Henry Long tried to stage a primary write-in for Gilpin supervisor, but didn't get the minimum of 10 votes on one party to earn a spot on the ballot. He's now running a write-in for a four-year term, for which no candidates appear on the ballot.
Seeking elected office for the first time, Long says his experience in road construction would help the township.
“People need to show more interest in what's going on in their townships, boroughs or whatever. They need to attend meetings and find out what's going on,” he said. “I like to see people get involved, attend the meetings, bring stuff up that needs addressed, and be more involved in the community.”
If write-in votes do not work, governing bodies or vacancy boards can nominate candidates to serve until the next municipal election. If they cannot agree, the Court of Common Pleas can get involved. Home-rule charters spell out ways to fill vacancies.
Gilpin Supervisor Christine Pastva, who is unopposed for election to a two-year term, prefers officials be voted in rather than appointed.
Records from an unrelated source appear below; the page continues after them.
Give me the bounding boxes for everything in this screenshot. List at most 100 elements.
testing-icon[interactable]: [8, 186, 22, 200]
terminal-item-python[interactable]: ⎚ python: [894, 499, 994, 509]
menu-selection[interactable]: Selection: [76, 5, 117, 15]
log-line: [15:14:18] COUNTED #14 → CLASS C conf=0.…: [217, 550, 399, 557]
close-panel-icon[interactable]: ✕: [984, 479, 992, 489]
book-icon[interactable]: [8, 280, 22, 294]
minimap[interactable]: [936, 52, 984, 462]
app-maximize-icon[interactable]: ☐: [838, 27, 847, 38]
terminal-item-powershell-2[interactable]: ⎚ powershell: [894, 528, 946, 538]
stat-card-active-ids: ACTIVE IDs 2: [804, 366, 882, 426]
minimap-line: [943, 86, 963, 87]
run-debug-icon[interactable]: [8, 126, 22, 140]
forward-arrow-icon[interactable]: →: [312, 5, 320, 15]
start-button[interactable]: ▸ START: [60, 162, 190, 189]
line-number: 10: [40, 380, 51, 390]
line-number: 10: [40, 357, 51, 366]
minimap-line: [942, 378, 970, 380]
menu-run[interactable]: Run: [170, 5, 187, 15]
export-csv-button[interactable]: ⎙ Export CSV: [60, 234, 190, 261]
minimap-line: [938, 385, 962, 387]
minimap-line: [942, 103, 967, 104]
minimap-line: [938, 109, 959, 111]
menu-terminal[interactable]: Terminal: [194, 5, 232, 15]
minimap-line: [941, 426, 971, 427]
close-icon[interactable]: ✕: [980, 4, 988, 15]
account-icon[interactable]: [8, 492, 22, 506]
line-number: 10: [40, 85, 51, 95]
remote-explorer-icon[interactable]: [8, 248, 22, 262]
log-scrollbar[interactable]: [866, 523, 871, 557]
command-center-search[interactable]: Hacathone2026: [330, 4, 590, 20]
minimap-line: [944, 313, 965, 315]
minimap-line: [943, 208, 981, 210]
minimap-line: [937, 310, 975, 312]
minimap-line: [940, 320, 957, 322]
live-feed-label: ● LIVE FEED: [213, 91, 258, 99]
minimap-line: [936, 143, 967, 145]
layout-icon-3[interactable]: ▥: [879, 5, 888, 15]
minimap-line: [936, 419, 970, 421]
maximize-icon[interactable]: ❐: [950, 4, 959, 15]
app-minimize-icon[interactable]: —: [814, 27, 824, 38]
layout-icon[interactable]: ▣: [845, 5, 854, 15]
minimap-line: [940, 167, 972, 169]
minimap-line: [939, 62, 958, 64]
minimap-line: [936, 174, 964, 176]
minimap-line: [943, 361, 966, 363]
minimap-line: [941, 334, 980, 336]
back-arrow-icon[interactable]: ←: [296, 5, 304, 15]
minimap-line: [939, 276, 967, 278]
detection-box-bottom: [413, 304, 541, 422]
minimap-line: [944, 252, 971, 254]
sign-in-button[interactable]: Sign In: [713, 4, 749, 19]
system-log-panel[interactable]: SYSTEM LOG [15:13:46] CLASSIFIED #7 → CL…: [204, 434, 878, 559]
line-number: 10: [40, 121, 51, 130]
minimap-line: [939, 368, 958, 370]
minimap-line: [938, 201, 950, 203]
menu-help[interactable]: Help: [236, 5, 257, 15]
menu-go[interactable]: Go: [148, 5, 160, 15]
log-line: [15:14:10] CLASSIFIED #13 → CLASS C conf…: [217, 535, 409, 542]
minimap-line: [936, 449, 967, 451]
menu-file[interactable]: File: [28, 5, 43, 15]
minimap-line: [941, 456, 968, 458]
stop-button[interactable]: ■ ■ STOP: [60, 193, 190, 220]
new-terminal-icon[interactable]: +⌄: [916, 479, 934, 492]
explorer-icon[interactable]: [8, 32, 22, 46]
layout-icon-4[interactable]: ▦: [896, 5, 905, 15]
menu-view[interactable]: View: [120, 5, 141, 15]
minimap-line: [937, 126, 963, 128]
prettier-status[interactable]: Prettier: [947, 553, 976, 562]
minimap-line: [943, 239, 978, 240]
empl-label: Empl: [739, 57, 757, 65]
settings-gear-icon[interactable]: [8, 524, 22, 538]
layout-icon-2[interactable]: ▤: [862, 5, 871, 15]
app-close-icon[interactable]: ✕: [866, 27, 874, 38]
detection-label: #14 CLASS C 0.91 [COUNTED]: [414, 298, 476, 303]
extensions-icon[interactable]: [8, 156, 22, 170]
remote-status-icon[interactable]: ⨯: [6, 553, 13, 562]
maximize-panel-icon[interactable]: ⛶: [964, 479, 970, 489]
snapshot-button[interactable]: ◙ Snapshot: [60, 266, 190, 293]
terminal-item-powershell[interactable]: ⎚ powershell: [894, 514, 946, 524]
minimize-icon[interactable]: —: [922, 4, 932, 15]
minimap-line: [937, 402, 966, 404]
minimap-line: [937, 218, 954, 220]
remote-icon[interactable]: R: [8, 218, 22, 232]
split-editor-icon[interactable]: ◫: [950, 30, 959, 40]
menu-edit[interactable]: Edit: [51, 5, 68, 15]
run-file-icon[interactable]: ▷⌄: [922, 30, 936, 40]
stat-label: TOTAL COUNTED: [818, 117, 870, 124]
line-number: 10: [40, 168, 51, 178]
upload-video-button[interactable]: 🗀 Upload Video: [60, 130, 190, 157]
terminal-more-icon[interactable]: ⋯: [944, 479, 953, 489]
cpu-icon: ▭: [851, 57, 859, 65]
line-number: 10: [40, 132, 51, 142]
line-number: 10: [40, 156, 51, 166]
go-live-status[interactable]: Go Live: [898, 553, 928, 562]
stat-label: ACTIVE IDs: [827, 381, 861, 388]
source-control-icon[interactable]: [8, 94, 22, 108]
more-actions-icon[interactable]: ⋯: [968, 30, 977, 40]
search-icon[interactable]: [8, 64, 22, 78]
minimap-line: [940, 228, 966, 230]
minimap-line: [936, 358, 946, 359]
“It should be the people speaking out, saying who they want to represent them, who they want to make the decisions,” Pastva said. “It should always be the residents.”
Most local elected officials go into office “cold,” some focused on one issue and lacking knowledge of their role, Shuster said.
Without qualified elected officials, communities can suffer, said Hadley, of the municipalities league.
The Local Government Academy, a non-partisan organization based in Pittsburgh's North Side, offers training for newly elected officials in Western Pennsylvania and resources to help municipalities promote development, environmental quality and intergovernmental cooperation.
An academy analysis found that of the nearly 1,700 people across the region running for local offices on Tuesday, about 60 percent are first-time candidates.
Municipalities that frequently resort to appointing public officials should question whether their government is too big, said Susan Hockenberry, the academy's executive director.
“I look at that as a good opportunity for good government,” she said. “If you're small and are having a problem filling the size of your government, you have the opportunity to change that in Pennsylvania. But we respect that's a decision that needs to be made locally.”
In North Apollo, Burns isn't worried about inexperienced people getting on council.
“I had to learn the ropes just like anybody else,” he said. “Sit back and learn, that's all you can do.”